No Seoul-style platform doors for New York subways, even in new stations
There's really only one known way to prevent straphangers from falling—or being pushed—onto the tracks, as happened to the unfortunate Ki Suk Han this week.
It's called a platform screen door, and some transit experts say they can't understand why the M.T.A. has no plans to install any, even in the new stations being built on the Second Avenue line or the 7-train extension.
"You know, that was a disappointment," Richard Barone, the director of transportation programs for the Regional Plan Association, told me. "We were surprised that that wasn't going to be happening."
There are already platform screens—glass walls that screen platforms from tracks with doors that open in sync with the subway's own—on the AirTrain.

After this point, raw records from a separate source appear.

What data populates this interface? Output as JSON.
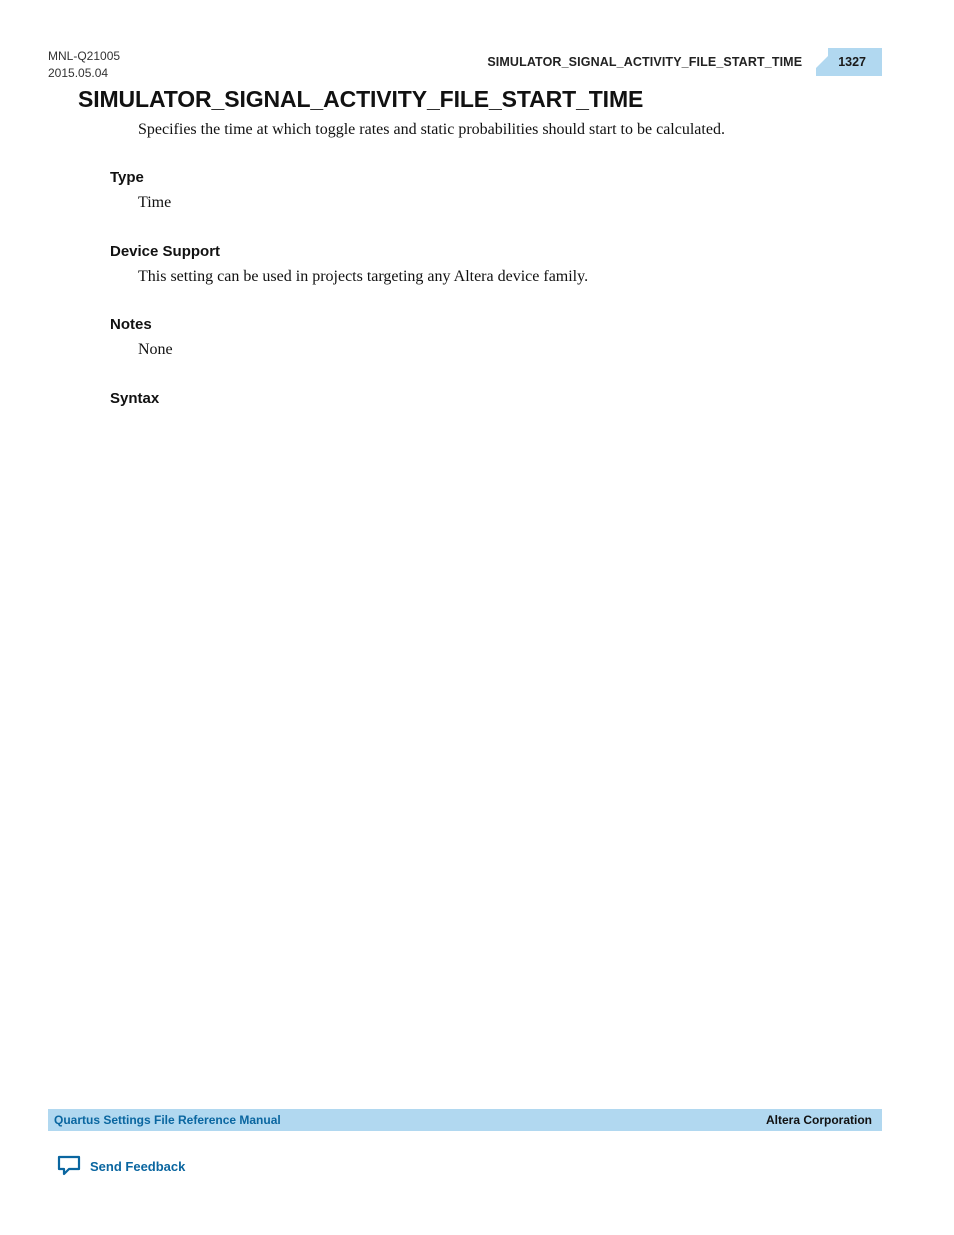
{
  "header": {
    "doc_id": "MNL-Q21005",
    "doc_date": "2015.05.04",
    "running_title": "SIMULATOR_SIGNAL_ACTIVITY_FILE_START_TIME",
    "page_number": "1327"
  },
  "content": {
    "title": "SIMULATOR_SIGNAL_ACTIVITY_FILE_START_TIME",
    "intro": "Specifies the time at which toggle rates and static probabilities should start to be calculated.",
    "sections": {
      "type": {
        "heading": "Type",
        "body": "Time"
      },
      "device_support": {
        "heading": "Device Support",
        "body": "This setting can be used in projects targeting any Altera device family."
      },
      "notes": {
        "heading": "Notes",
        "body": "None"
      },
      "syntax": {
        "heading": "Syntax",
        "body": ""
      }
    }
  },
  "footer": {
    "manual_title": "Quartus Settings File Reference Manual",
    "company": "Altera Corporation",
    "feedback_label": "Send Feedback"
  },
  "colors": {
    "accent_bg": "#b1d8f0",
    "link": "#0a66a0"
  }
}
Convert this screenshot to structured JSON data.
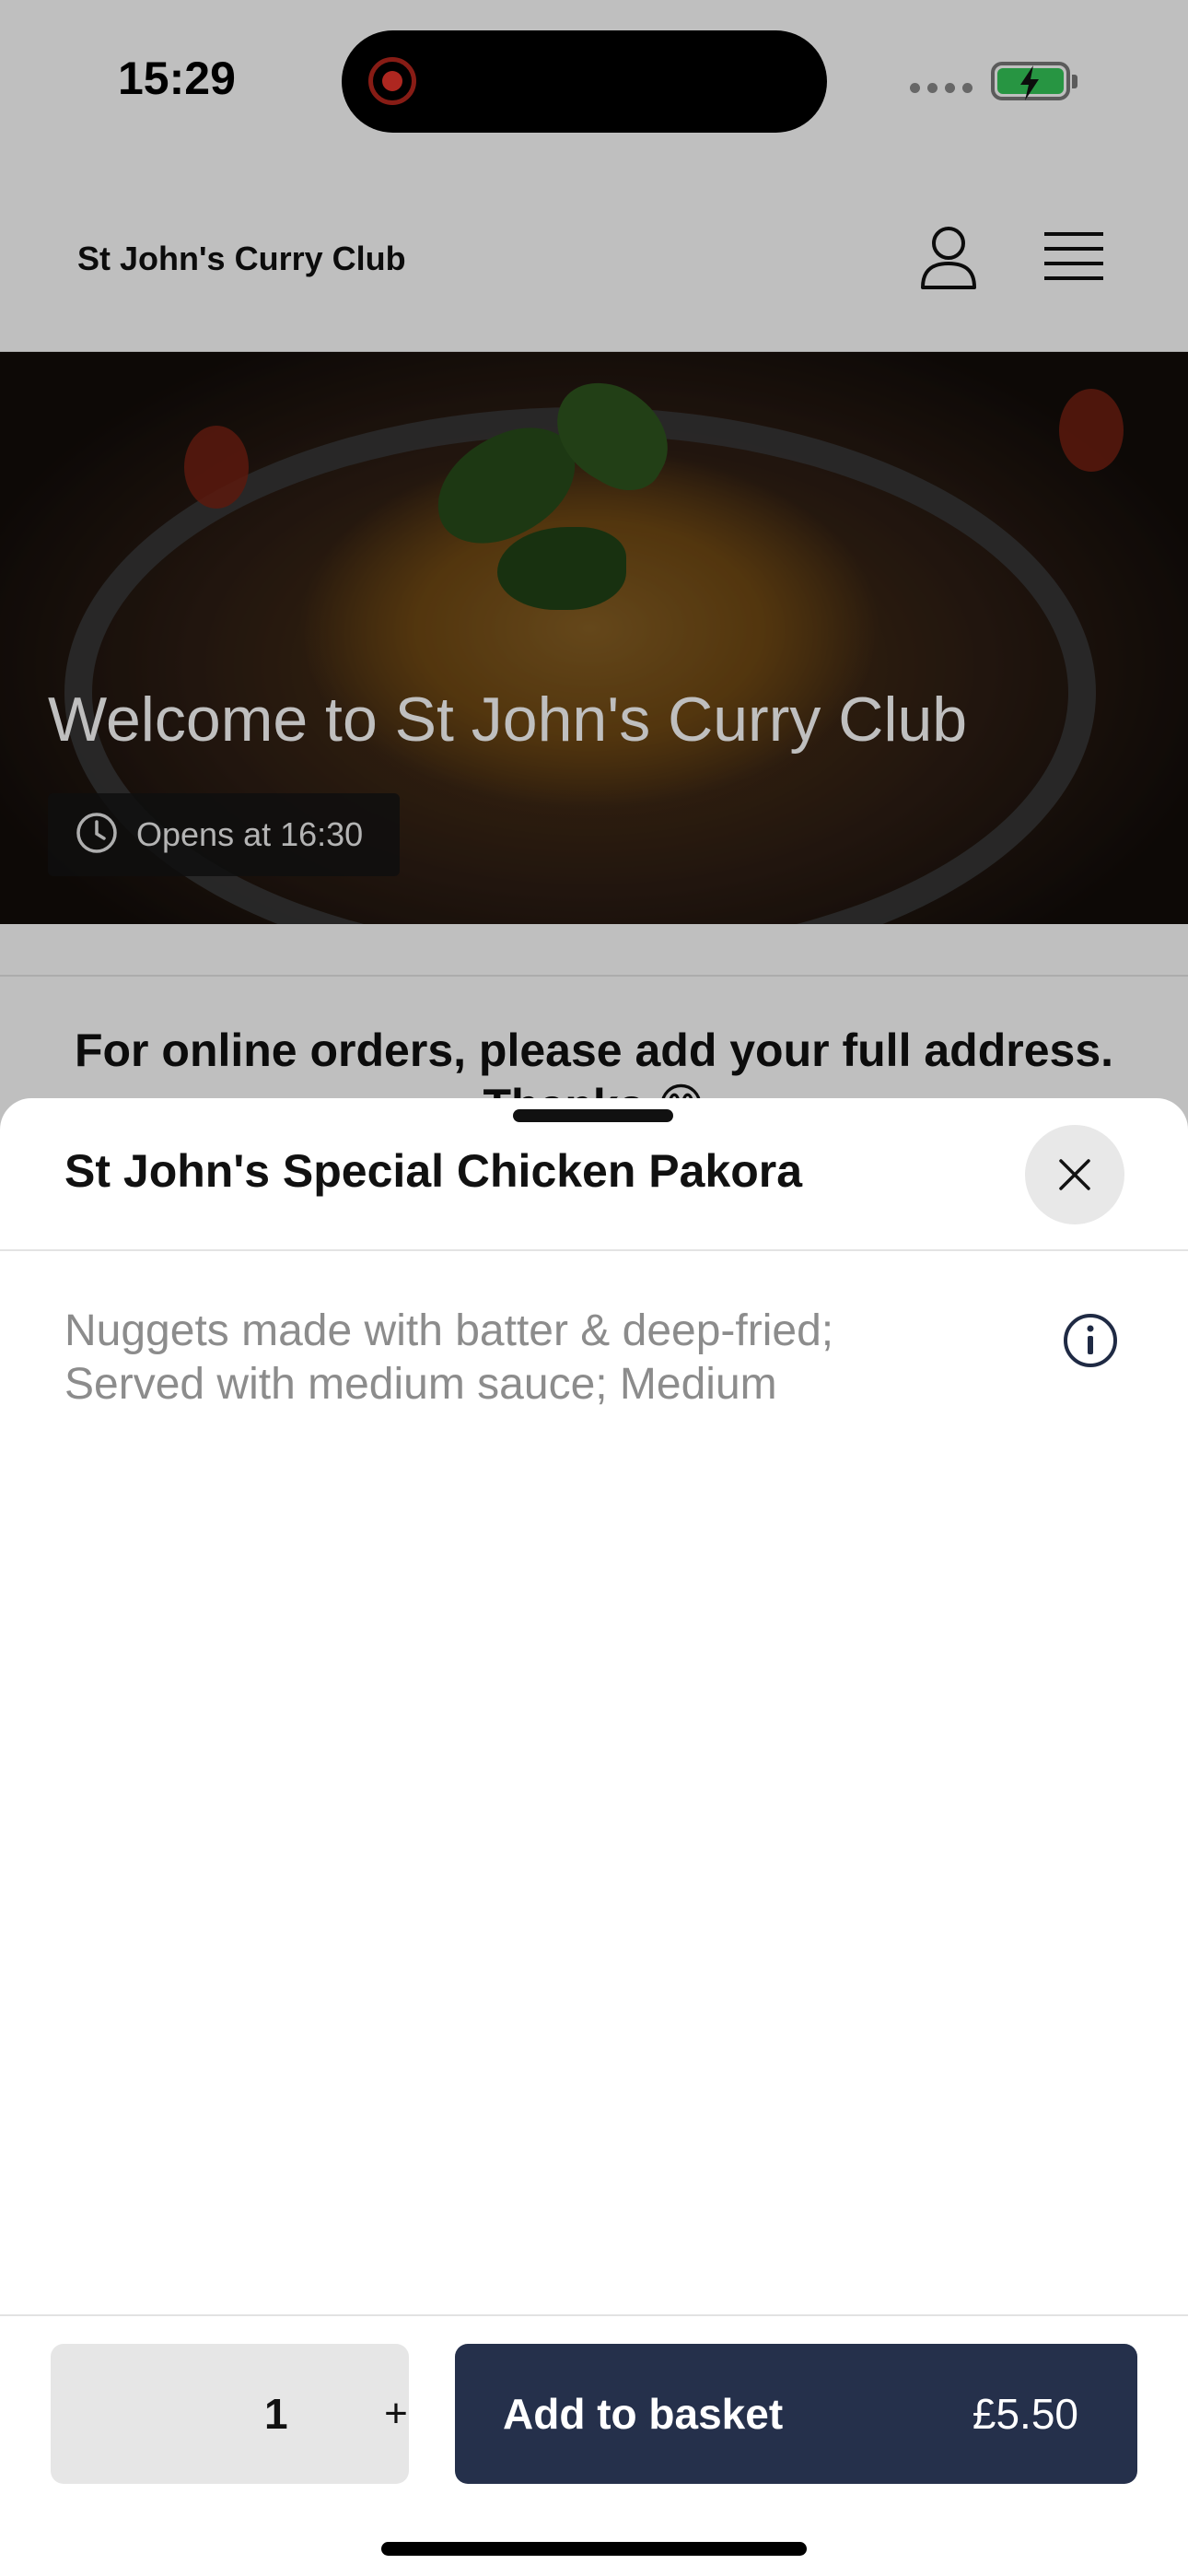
{
  "status_bar": {
    "time": "15:29"
  },
  "header": {
    "site_name": "St John's Curry Club",
    "account_icon": "person-icon",
    "menu_icon": "hamburger-menu-icon"
  },
  "hero": {
    "title": "Welcome to St John's Curry Club",
    "opens_label": "Opens at 16:30",
    "clock_icon": "clock-icon"
  },
  "notice": {
    "text": "For online orders, please add your full address. Thanks 😊"
  },
  "sheet": {
    "title": "St John's Special Chicken Pakora",
    "close_icon": "close-icon",
    "description": "Nuggets made with batter & deep-fried; Served with medium sauce; Medium",
    "info_icon": "info-icon"
  },
  "footer": {
    "quantity": "1",
    "plus_label": "+",
    "add_label": "Add to basket",
    "price": "£5.50"
  },
  "colors": {
    "primary_button": "#25304b",
    "battery_green": "#34c759",
    "recording_red": "#e8342b"
  }
}
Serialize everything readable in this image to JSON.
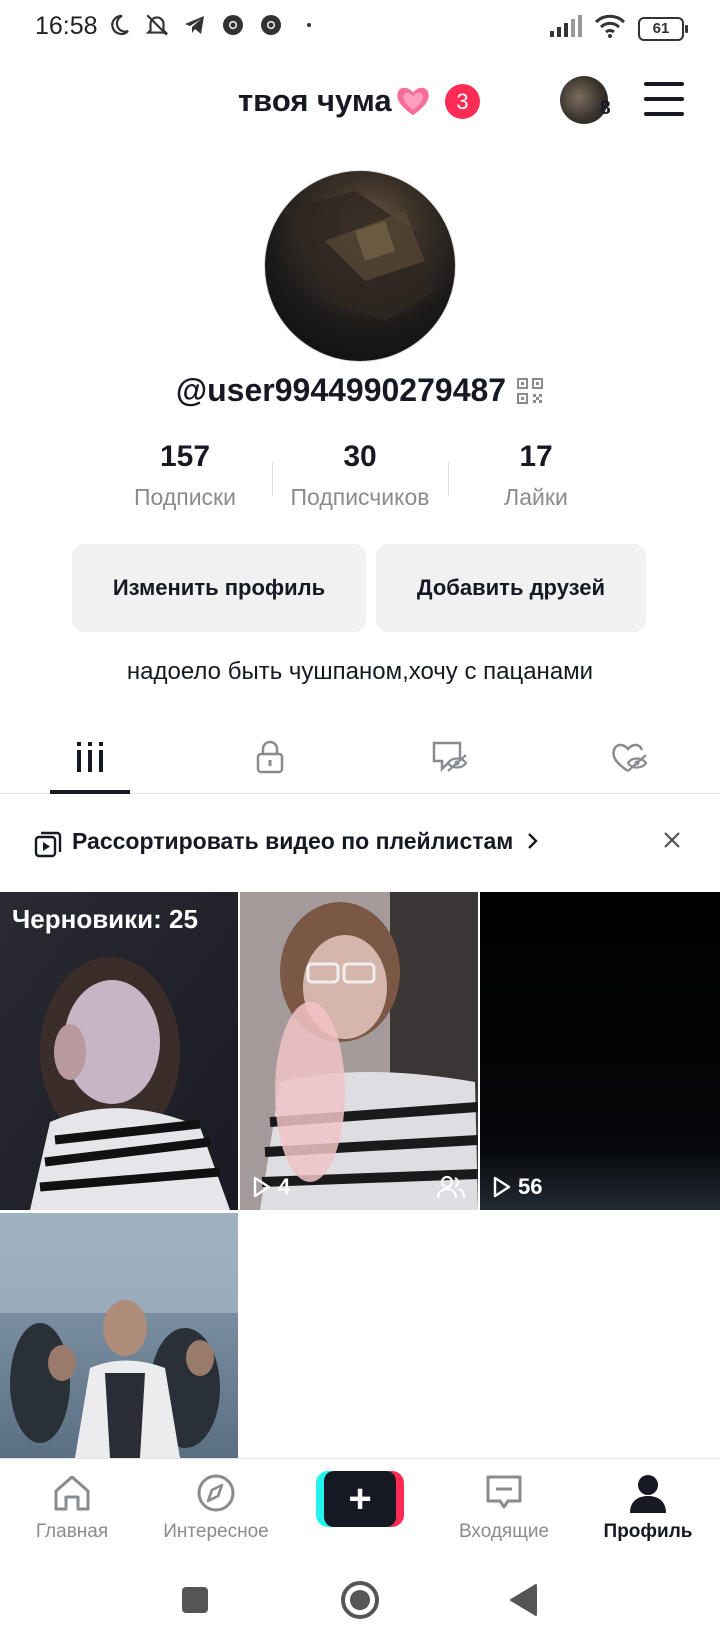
{
  "status_bar": {
    "time": "16:58",
    "battery": "61"
  },
  "header": {
    "title": "твоя чума",
    "notification_count": "3",
    "switch_account_count": "8"
  },
  "profile": {
    "username": "@user9944990279487",
    "stats": [
      {
        "value": "157",
        "label": "Подписки"
      },
      {
        "value": "30",
        "label": "Подписчиков"
      },
      {
        "value": "17",
        "label": "Лайки"
      }
    ],
    "edit_button": "Изменить профиль",
    "add_friends_button": "Добавить друзей",
    "bio": "надоело быть чушпаном,хочу с пацанами"
  },
  "tabs": [
    "videos-grid-icon",
    "lock-icon",
    "eye-off-icon",
    "heart-eye-off-icon"
  ],
  "playlist_banner": {
    "text": "Рассортировать видео по плейлистам"
  },
  "videos": [
    {
      "label": "Черновики: 25"
    },
    {
      "views": "4"
    },
    {
      "views": "56"
    },
    {}
  ],
  "bottom_nav": {
    "items": [
      {
        "label": "Главная"
      },
      {
        "label": "Интересное"
      },
      {
        "label": "Входящие"
      },
      {
        "label": "Профиль"
      }
    ]
  },
  "colors": {
    "accent_red": "#fe2c55",
    "accent_cyan": "#25f4ee",
    "text_primary": "#161823",
    "text_secondary": "#8a8b91"
  }
}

Seoul's Metro has them, and Paris has been installing them in its aging subway system.
New York City's subway system has none.
"The doors are really the solution to prevent [subway falls] from happening," said Barone, which will presumably be an ever-greater concern as crowding on platforms continues to increase.
He also said they "prevent garbage and other debris from falling onto the tracks," preventing the fires that result when debris comes into contact with the electrified third rail. And by keeping trash off the tracks, they could reduce the costs of sending workers out every day to clear debris.
Such screens could allow the M.T.A. to air-condition the platforms, as crazy as that sounds.
"It is something that I strongly feel needs to be on the table," said Barone. "Especially in places that are high-traffic and high-volume and very congested."
There are people at the M.T.A. who share Barone's enthusiasm for platform screens, among them, Tom Prendergast, the president of New York City Transit.
"The primary reason is safety," he said earlier this year. "The second is environmental control and the third is to have a better means of getting the train into the station, doing the loading and unloading, and getting the train out of the station."
But Prendergrast's boss, M.T.A. chairman Joe Lhota, is more equivocal on the matter.
"They’re quite expensive and given the 496 stations, I think that’s the number, it’d be quite prohibitive,” he said in March.
Installing them in the system's hundreds ofstations is one thing, but installing them in the handful of new ones the M.T.A. is in the process of building on Second Avenue and at the 7-train extension on the far west side is another.
Barone argues that by installing them in the new stations, the M.T.A. would essentially create a pilot program and learn about the operational issues and benefits of the platform screens.
In a statement, M.T.A. spokesman Aaron Donovan said, "Platform edge doors are not currently planned for the new stations on the Second Avenue Subway or the 7 extension. They would present operational challenges and incur long-term maintenance funding costs."
Donovan also wrote that the variety of subway cars would present a challenge, since "there are multiple types of car classes that don’t have uniform door locations."